Povos indígenas retomam suas terras

Mato Grosso do Sul
No dia 20 de março cerca de 100 índios da nação Terena tomaram as terras do latifúndio conhecido como Fazenda Charqueada do Agachy, em Miranda, município localizado a 212 km de Campo Grande – MS.

Os Terena representam a segunda maior nação indígena residente no território do Mato Grosso do Sul. Suas terras originárias compreendem a região correspondente aos municípios de Miranda e Aquidauana.

As famílias indígenas desocuparam a área após a promessa da Funai de que as terras serão desapropriadas pelo governo do estado e entregues aos Terena até maio deste ano. Os índios afirmaram que, caso o governo não cumpra sua palavra, irão ocupar a área definitivamente.

São Paulo
Mais da metade dos 5 mil índios do Estado de São Paulo não possuem terra e vivem precariamente confinados em 17 mil hectares de áreas ocupadas.

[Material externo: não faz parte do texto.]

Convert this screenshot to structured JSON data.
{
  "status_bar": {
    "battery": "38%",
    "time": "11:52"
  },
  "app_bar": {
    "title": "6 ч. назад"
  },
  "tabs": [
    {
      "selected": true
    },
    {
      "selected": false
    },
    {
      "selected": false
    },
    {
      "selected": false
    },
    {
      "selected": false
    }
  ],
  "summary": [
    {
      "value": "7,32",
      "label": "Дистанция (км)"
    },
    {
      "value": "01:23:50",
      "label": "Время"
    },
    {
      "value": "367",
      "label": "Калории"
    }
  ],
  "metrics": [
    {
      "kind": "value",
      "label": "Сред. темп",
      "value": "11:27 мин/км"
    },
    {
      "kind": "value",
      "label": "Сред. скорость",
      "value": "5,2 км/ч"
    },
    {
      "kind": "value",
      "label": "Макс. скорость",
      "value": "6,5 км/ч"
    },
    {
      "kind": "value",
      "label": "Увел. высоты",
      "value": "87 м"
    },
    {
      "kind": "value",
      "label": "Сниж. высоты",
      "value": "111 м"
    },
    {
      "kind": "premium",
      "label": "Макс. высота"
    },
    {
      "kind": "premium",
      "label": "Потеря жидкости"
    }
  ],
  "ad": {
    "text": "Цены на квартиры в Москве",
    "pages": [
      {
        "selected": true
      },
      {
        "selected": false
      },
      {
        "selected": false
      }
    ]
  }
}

O próprio governo do estado estima que para atendê-los, precisaria demarcar no mínimo 50 mil hectares.

Essa situação degradante arrojou as nações indígenas residentes no estado à luta pela retomada das terras ocupadas há séculos pelos seus antepassados. Em fevereiro último, índios da nação Guarani tomaram uma fazenda da Igreja Católica, em Itaporanga, no sudoeste paulista.

Em São Paulo existem 28 aldeias, apenas 12 são reconhecidas, ainda assim, não como as terras pertencentes a uma nação, a um povo, mas como uma área de reserva. As terras não são demarcadas e mesmo a precária constituição se converte em letra morta. Enquanto a constituição federal determina que cada índio tem o direito a 250 hectares, em São Paulo esse número é de 3,4 hectares. Casos absurdos são relatados de tempos em tempos como o da aldeia de Jaraguá, também no estado de São Paulo, onde cerca de 300 pessoas vivem em uma área de apenas 1,75 hectares.